The CASE expression in the first SUM() function is for the Barnum's bookstore column of the report. SQL Server interprets the embedded apostrophe in "Barnum's" as the delimiter for the comparison string and tries to compare the data stored in stor_name to Barnum instead of Barnum's. To fix this problem, the code must replace the single quote in the name with two single quotes. The first quote in a double-singlequote sequence is an escape character for the second quote; it tells the SQL Server string parser to interpret the second quote as a character rather than a string delimiter. The apostrophe in the column label [Barnum's] is OK because it's a column label embedded in square column brackets. Listing 2 contains the correct CASE expression for the Barnum's column of the report.
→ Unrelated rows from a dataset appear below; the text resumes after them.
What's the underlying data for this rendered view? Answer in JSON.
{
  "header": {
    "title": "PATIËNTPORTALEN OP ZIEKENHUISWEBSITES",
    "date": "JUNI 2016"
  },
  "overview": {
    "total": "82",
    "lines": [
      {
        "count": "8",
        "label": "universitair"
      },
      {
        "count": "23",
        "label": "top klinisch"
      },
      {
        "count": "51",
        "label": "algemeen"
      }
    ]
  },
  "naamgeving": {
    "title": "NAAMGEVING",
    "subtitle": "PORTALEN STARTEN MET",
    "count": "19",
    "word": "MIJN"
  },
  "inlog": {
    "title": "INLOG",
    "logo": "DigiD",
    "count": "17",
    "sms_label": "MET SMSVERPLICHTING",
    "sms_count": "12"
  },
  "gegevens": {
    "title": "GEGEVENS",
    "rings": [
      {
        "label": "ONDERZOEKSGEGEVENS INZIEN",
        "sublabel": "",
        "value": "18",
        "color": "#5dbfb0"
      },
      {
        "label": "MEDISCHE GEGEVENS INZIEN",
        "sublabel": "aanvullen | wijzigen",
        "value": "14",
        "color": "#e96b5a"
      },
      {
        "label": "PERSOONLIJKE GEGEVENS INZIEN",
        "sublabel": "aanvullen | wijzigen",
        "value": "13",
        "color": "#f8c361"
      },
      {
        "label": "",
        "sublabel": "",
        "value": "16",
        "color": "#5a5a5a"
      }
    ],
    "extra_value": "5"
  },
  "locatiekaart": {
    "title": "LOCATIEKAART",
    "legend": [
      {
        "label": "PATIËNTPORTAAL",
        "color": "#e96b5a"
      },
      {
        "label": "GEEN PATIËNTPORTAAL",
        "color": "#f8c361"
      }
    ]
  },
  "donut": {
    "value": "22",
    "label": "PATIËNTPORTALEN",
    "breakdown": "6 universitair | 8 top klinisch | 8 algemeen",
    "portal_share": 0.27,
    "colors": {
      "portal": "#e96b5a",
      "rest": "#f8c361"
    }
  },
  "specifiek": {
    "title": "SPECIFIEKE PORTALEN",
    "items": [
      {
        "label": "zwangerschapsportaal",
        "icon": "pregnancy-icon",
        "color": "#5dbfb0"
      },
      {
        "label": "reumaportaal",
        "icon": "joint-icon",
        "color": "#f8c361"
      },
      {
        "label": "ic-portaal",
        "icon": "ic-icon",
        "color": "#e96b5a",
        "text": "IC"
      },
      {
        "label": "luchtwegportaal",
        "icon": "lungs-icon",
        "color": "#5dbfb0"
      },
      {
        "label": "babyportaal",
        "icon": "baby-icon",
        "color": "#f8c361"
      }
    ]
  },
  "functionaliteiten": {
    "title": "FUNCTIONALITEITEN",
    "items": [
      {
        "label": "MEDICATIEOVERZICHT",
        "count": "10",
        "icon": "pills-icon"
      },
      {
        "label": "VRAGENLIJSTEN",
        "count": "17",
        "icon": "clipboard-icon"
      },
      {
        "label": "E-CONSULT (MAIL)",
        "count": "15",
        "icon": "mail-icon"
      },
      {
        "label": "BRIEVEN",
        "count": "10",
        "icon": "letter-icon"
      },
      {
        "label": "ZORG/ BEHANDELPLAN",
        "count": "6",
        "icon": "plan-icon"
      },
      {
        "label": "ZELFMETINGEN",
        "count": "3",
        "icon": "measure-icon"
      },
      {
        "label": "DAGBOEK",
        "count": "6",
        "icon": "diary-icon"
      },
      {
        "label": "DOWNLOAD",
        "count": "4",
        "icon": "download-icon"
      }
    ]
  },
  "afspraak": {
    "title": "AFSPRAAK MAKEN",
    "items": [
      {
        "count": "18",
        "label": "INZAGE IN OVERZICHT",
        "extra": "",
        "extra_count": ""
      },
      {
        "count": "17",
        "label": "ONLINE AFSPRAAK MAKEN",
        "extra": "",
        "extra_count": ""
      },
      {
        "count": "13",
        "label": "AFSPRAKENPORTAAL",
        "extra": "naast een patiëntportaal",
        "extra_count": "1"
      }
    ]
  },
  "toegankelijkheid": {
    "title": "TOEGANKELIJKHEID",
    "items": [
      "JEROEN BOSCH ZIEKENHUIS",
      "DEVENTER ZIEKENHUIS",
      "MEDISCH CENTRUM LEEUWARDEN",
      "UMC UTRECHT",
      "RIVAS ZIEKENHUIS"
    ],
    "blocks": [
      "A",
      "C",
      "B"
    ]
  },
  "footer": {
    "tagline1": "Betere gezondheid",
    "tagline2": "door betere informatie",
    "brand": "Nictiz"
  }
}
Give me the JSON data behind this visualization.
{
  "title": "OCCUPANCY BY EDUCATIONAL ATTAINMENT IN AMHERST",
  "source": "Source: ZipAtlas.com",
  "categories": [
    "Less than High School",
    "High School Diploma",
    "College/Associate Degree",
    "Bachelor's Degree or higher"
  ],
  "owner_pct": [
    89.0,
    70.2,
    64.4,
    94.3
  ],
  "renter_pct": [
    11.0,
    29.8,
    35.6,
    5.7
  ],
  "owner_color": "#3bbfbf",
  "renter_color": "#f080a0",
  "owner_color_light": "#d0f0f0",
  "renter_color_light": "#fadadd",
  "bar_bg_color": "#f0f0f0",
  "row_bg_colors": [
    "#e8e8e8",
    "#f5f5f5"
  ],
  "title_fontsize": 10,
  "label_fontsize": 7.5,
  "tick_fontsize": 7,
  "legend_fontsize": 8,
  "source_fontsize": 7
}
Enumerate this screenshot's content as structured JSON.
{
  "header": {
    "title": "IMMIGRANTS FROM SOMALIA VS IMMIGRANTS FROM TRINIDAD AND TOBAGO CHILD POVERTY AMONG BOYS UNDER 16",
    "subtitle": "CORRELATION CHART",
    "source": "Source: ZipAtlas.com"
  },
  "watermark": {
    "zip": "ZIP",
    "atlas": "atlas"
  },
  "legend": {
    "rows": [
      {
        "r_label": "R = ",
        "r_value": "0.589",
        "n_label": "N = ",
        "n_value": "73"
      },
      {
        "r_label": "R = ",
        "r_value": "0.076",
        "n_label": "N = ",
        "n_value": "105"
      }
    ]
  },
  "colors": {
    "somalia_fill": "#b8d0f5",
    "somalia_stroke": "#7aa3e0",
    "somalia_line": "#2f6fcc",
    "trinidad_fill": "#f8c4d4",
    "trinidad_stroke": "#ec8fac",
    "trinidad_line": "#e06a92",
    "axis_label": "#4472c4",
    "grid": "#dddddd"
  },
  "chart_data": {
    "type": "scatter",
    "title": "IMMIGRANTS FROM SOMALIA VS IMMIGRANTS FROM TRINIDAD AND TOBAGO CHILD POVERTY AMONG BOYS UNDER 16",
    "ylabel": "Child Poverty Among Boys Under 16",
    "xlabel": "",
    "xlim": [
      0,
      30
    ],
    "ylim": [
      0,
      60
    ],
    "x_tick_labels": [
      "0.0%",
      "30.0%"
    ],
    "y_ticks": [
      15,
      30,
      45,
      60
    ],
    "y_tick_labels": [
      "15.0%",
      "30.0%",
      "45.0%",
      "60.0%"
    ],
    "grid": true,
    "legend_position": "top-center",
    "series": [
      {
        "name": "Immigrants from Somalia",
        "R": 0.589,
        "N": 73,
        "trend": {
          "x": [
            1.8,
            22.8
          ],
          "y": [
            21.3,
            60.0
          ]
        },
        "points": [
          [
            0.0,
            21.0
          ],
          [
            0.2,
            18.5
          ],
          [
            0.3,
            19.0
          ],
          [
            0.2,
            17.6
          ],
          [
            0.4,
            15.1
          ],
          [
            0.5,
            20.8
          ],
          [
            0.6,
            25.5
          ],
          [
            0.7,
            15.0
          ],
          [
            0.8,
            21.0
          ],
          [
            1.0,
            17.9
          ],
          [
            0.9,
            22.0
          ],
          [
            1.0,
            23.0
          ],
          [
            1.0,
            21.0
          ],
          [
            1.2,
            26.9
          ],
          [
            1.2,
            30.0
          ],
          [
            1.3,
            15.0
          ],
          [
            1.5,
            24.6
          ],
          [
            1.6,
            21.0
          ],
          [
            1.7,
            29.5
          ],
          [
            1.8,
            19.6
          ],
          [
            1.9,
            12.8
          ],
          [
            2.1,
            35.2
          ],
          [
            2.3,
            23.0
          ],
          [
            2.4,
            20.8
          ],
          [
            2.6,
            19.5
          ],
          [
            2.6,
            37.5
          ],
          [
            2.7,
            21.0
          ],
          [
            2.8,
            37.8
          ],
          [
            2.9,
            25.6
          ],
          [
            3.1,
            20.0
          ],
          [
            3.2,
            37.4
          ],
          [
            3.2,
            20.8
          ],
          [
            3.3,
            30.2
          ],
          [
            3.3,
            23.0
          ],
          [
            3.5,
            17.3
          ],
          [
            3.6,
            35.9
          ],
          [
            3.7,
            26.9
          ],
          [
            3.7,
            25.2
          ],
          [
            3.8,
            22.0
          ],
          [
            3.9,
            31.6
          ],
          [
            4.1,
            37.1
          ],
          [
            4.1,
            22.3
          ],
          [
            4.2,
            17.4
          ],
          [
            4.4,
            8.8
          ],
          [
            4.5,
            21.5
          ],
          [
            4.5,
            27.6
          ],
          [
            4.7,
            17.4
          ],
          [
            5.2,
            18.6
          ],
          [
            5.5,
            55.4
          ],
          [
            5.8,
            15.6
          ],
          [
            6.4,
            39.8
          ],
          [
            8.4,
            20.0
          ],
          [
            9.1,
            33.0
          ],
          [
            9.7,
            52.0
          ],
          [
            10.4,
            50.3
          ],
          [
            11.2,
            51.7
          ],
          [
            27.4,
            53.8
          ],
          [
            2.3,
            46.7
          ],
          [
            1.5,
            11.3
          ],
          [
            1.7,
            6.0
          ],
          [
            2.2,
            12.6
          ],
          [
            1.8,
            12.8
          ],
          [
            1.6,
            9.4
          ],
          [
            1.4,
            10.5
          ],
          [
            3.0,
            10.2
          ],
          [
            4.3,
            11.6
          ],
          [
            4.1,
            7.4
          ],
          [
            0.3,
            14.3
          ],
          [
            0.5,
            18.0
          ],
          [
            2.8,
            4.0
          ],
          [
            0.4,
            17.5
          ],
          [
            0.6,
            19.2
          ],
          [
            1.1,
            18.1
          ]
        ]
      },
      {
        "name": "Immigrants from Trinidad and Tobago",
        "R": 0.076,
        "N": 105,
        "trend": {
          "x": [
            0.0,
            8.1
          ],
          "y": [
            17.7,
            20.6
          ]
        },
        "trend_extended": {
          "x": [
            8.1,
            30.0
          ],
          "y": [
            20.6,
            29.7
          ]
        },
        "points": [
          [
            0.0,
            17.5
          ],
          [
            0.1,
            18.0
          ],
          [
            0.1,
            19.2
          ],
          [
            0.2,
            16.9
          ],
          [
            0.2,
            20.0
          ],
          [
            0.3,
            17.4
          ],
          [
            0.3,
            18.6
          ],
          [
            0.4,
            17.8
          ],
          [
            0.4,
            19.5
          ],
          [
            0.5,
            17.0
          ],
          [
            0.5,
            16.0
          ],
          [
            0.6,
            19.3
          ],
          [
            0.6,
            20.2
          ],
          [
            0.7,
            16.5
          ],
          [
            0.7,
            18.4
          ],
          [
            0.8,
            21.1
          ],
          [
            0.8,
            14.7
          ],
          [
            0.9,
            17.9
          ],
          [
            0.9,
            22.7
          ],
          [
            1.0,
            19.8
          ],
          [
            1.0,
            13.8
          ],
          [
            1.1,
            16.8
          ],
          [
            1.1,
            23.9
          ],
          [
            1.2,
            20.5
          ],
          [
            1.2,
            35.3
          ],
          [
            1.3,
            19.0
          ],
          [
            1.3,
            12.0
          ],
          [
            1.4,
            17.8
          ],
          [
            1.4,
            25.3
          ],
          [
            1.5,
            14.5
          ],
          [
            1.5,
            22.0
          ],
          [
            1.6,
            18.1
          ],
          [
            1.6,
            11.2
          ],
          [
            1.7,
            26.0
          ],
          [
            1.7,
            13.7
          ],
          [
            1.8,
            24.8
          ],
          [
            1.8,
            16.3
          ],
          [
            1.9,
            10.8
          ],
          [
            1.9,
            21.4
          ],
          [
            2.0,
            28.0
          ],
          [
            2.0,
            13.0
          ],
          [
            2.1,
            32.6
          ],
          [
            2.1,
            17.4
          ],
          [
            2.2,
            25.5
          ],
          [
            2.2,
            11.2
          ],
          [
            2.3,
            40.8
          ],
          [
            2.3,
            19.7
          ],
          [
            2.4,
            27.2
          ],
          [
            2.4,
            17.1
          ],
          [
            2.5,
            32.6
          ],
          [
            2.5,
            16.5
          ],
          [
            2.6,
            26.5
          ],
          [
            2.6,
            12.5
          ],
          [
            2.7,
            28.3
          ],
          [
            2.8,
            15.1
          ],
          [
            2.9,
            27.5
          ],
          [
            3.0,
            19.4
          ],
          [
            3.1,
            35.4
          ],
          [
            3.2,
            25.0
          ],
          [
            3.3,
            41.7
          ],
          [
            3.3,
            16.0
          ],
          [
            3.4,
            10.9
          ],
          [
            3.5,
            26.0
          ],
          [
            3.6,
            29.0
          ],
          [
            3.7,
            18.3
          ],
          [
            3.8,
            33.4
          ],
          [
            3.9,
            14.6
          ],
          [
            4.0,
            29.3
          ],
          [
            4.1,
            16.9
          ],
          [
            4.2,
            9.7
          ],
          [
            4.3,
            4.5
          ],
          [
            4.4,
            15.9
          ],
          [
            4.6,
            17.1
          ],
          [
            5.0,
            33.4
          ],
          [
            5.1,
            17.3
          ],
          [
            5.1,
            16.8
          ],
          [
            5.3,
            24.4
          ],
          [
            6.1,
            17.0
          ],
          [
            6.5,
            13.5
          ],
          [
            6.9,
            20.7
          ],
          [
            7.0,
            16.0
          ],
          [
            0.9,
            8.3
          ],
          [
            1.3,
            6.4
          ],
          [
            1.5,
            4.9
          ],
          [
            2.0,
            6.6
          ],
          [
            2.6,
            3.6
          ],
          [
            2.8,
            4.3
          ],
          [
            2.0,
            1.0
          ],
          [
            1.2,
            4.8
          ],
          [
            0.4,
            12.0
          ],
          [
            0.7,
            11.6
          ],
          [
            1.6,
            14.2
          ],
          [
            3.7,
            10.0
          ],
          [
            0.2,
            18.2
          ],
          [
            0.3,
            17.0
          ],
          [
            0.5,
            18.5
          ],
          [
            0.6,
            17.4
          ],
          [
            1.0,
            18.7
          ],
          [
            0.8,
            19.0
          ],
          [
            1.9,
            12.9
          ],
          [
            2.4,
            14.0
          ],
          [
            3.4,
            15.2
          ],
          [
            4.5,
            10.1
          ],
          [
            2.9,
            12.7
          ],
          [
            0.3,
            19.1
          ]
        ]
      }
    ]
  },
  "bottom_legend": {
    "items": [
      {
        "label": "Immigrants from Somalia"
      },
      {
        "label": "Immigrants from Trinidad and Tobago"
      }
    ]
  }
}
The difficulty grows when you try to generate this SQL query from a string that is itself delimited with single quotes. You must provide an escape sequence for the comparison string's leading and trailing single quotes. The comparison string is contained in a variable, so you must programmatically replace its single quote with two single quotes by using a REPLACE() function. Unfortunately, the REPLACE() function also uses single quotes as string delimiters for its string-literal arguments. So to replace one single quote with two single quotes in the @StoreName variable, you have to use the awkward syntax
REPLACE(@StoreName,'''','''''')
The ASCII number for the single quote is 39. To improve the readability of the CASE expressions in Listing 4's code, I selectively use CHAR(39) in place of some of the single quotes.
After the code has finished looping through the store names, it concatenates the rest of the SQL string to the varchar variable. When the SQL string for the crosstab query is complete, the code calls the EXECUTE procedure to generate the crosstab result set.